Step 6: Orchestrating with Docker Compose
Docker Compose simplifies running the service alongside supporting infrastructure. Create a docker-compose.yml file:
services:
vision-api:
build:
context: .
dockerfile: Dockerfile
container_name: vision-ai-service
ports:
- "8000:8000"
environment:
- GEMINI_API_KEY=${GEMINI_API_KEY}
env_file:
- .env
restart: unless-stopped
healthcheck:
test: ["CMD", "curl", "-f", "http://localhost:8000/health"]
interval: 30s
timeout: 10s
retries: 3
start_period: 15s
deploy:
resources:
limits:
memory: 512M
cpus: "1.0"
Create a .env file to store your API key securely (add .env to your .gitignore):
GEMINI_API_KEY=your-api-key-here
Running the Service
# Build and start the service
docker compose up --build -d
# View logs
docker compose logs -f vision-api
# Stop the service
docker compose down
Step 7: Testing the API
Once the service is running, you can test it using curl or any HTTP client.
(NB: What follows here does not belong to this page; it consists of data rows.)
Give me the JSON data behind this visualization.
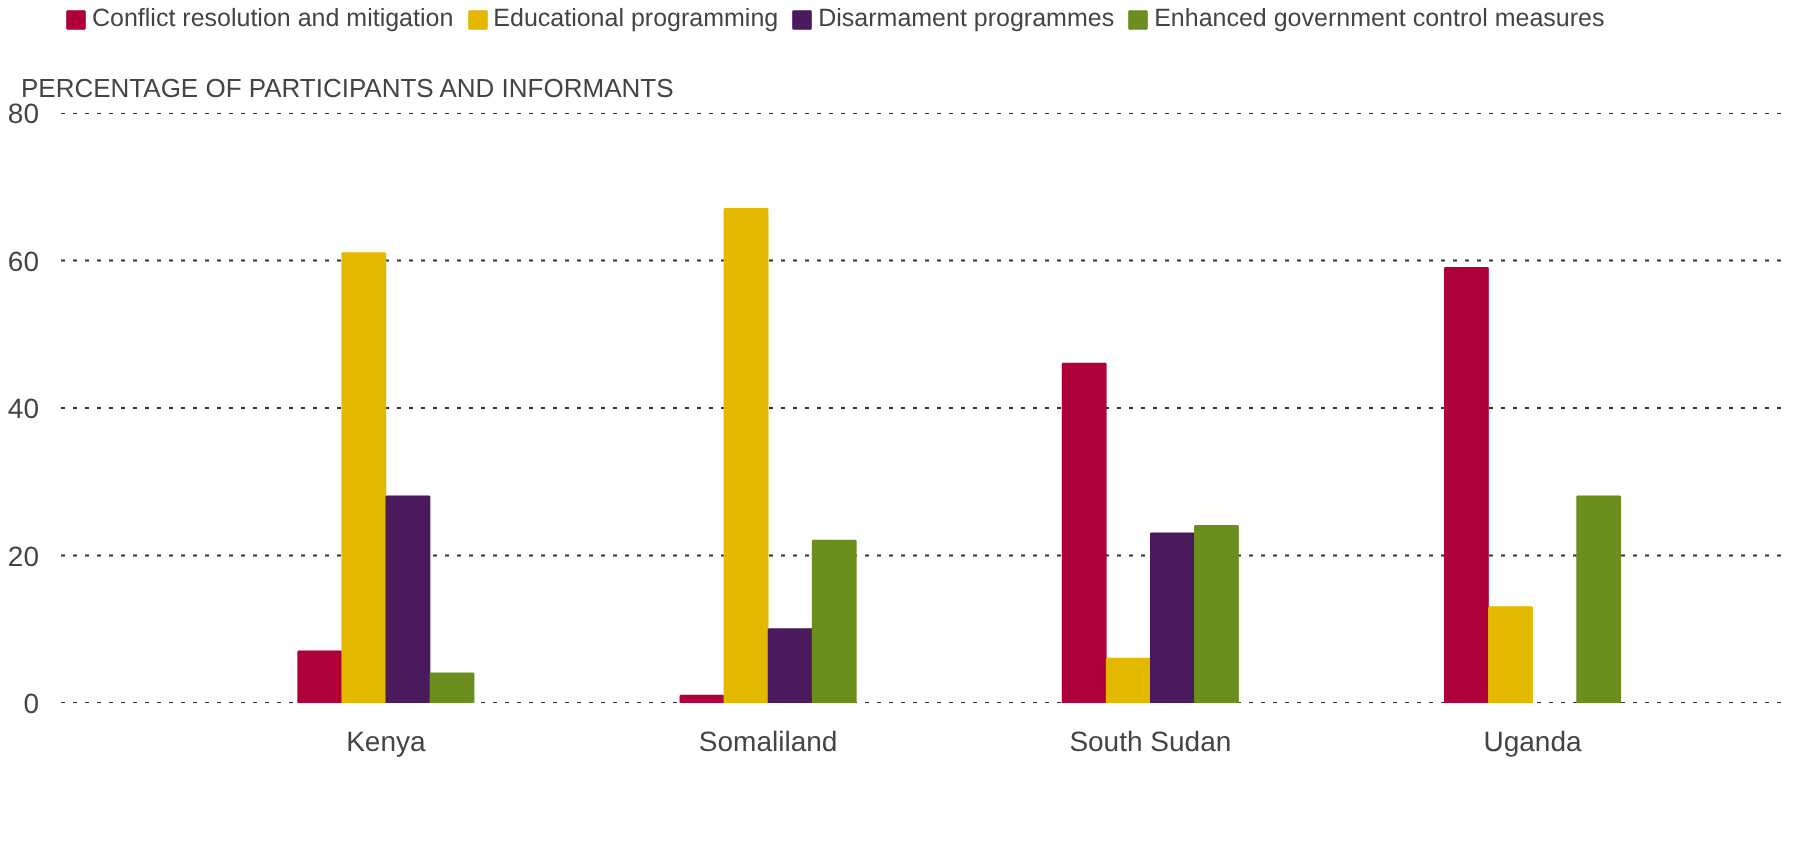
{
  "chart_data": {
    "type": "bar",
    "ylabel": "PERCENTAGE OF PARTICIPANTS AND INFORMANTS",
    "categories": [
      "Kenya",
      "Somaliland",
      "South Sudan",
      "Uganda"
    ],
    "series": [
      {
        "name": "Conflict resolution and mitigation",
        "color": "#b0003a",
        "values": [
          7,
          1,
          46,
          59
        ]
      },
      {
        "name": "Educational programming",
        "color": "#e5b800",
        "values": [
          61,
          67,
          6,
          13
        ]
      },
      {
        "name": "Disarmament programmes",
        "color": "#4a1a5c",
        "values": [
          28,
          10,
          23,
          null
        ]
      },
      {
        "name": "Enhanced government control measures",
        "color": "#6b8e1e",
        "values": [
          4,
          22,
          24,
          28
        ]
      }
    ],
    "ylim": [
      0,
      80
    ],
    "yticks": [
      0,
      20,
      40,
      60,
      80
    ],
    "grid": "y",
    "legend": "top left"
  }
}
Test Product Label Analysis
curl -X POST http://localhost:8000/api/v1/analyze/product \
-F "file=@./sample_product_label.jpg" \
| python -m json.tool
Example Response:
{
"product_name": "Organic Greek Yogurt",
"brand": "Chobani",
"ingredients": ["Cultured Pasteurized Nonfat Milk", "Live Active Cultures"],
"nutritional_claims": ["Non-GMO", "No Artificial Flavors", "Gluten-Free"],
"weight_or_volume": "5.3 oz (150g)",
"barcode_detected": true
}
Test Invoice Extraction
curl -X POST http://localhost:8000/api/v1/analyze/invoice \
-F "file=@./sample_invoice.png" \
| python -m json.tool
Example Response:
{
"vendor_name": "Acme Cloud Services Ltd.",
"invoice_number": "INV-2026-04821",
"date": "2026-05-15",
"total_amount": "$1,247.50",
"tax_amount": "$112.50",
"line_items": [
{"label": "compute", "value": "GPU Instance (A100) x 720 hrs - $900.00", "confidence": "high"},
{"label": "storage", "value": "Object Storage 500GB - $235.00", "confidence": "high"}
],
"payment_method": "Visa ending 4242"
}
Conclusion
This guide demonstrates how to architect a production-grade multimodal vision service from the ground up. Pydantic AI eliminates the fragility of unstructured LLM outputs by enforcing strict schema validation. FastAPI provides the high-performance async web layer. uv delivers deterministic, lightning-fast dependency resolution. And Docker multi-stage builds produce minimal, secure container images ready for deployment.
The patterns demonstrated here extend naturally to any domain that requires structured extraction from visual data: medical imaging reports, construction site inspection logs, retail shelf audits, and insurance claims processing.